Conference to examine manure concerns in Great Lakes Basin


COLUMBUS – As the Council of Great Lakes Governors make plans to protect the immense fresh-water supply from large-scale water diversions, scientists from the region are planning to protect the resource from other potential hazards.

The council, co-chaired by Ohio Gov. Bob Taft, has announced a draft agreement that would strengthen the way the Great Lakes and the waters of the Great Lakes Basin are managed and protected from being diverted out of the region.

The governors of the eight Great Lakes states are also working with premiers of Quebec and Ontario to finalize the proposal after a 90-day comment period.

Protection. At the same time, scientists from the region are planning to meet in Ohio in November to make recommendations that would protect the water from pollutants stemming from drained cropland, said Jon Rausch, one of the conference planners.

Rausch is also an animal manure management program specialist with Ohio State University Extension.

Manure threat. Liquid manure from cow, hog and other livestock operations is used to enrich cropland across the Midwest, fertilizing it with natural nutrients.

But scientists remain concerned when the manure is applied to land improved with drainage tile or other artificial subsurface drainage: Systems that are meant to drain excess water from land could also act as conduits for liquid manure pollutants, putting the region’s lakes, rivers and other surface water at risk.

That’s why policy-makers, researchers, consultants and others are planning a conference Nov. 9-10, Liquid Animal Manure Application on Drained Cropland: Preferential Flow Issues and Concerns.

Reductions. Organizers of the regional meeting plan to review and integrate guidelines from U.S. states and Canadian provinces and make standard recommendations to reduce liquid manure discharges.

Other goals include identifying needs for education and outreach about applying liquid manure and reducing water pollution; and examining and prioritizing needs for research in movement of manure in artificially drained cropland.

“This will be a working meeting,” Rausch said.

“We hope to come up with a baseline document that states can use to develop guidelines. We want to build upon the strengths of each of our areas to improve the water quality in the Great Lakes and other surface water.”

Presentations. Presentations scheduled for the first day of the conference include

* How water, manure and pollutants move through Midwest soils by Jim Baker, Iowa State University.

* Preferential flow of liquid manure in macropores and cracks, Martin Shipitalo, Agricultural Research Service, and Frank Gibbs, Natural Resources Conservation Service.

* Manure violations: Summary of manure spill and fish kill reports, Jim Hoorman, Ohio State University.

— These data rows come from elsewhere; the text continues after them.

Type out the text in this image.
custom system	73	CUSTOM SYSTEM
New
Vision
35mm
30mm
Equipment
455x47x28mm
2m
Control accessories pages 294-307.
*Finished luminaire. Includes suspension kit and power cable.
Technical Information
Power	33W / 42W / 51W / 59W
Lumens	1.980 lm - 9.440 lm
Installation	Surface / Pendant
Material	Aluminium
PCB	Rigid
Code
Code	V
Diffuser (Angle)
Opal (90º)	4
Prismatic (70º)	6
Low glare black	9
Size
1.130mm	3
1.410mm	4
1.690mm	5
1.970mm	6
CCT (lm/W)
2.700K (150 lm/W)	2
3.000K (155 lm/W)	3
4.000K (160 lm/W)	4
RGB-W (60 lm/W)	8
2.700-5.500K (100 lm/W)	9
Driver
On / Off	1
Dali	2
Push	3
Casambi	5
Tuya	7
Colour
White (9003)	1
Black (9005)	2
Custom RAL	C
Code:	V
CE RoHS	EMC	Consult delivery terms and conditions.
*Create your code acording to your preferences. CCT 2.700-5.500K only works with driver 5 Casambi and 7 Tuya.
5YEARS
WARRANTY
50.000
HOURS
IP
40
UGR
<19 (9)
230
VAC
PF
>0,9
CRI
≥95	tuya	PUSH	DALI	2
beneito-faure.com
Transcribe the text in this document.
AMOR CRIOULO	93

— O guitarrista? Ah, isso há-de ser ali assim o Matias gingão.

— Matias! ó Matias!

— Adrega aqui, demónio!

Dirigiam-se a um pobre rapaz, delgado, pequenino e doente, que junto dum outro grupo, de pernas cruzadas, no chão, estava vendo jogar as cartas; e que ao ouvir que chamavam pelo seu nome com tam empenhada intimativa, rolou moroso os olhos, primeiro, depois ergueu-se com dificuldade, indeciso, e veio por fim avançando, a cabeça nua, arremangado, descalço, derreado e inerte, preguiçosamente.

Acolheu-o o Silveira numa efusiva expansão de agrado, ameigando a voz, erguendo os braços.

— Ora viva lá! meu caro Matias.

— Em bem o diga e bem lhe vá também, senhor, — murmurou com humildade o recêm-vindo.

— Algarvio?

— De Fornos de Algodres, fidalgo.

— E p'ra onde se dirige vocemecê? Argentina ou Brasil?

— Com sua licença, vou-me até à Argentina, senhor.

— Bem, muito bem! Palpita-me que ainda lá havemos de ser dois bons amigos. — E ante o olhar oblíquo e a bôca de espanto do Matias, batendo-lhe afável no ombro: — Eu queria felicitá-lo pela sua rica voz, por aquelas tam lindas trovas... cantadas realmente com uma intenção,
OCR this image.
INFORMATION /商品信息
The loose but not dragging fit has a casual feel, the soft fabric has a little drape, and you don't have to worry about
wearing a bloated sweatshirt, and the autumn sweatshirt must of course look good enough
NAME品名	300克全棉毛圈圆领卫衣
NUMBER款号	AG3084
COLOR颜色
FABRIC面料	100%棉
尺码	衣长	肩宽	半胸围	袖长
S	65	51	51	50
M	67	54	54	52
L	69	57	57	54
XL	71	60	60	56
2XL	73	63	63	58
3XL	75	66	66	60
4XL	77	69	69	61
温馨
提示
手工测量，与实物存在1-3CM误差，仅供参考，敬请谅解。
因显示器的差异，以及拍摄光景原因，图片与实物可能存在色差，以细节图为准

* Controlling outflows on artificially drained cropland, Larry Brown, Ohio State University.

* Experiences with liquid manure application: An Ontario perspective, Bonnie Ball Coelho, Agriculture and Agri-Food Canada; and

* A Minnesota perspective, John Nieber, University of Minnesota.

Working days. On the second day of the conference, participants will be asked to map out recommendations for integrating state guidelines, and identifying educational and research needs.

“This conference will give us the opportunity to develop regional and multi-state programming, build networks, identify needs, and put a priority on those needs,” Rausch said.

Find out more. A complete schedule and registration information is available at (click on “manure workshop”).

The registration fee for signing up before Sept. 15 is $90, or $150 after Sept. 15.

The conference will be held at the Columbus Marriott North, 6500 Doubletree Ave., in Columbus.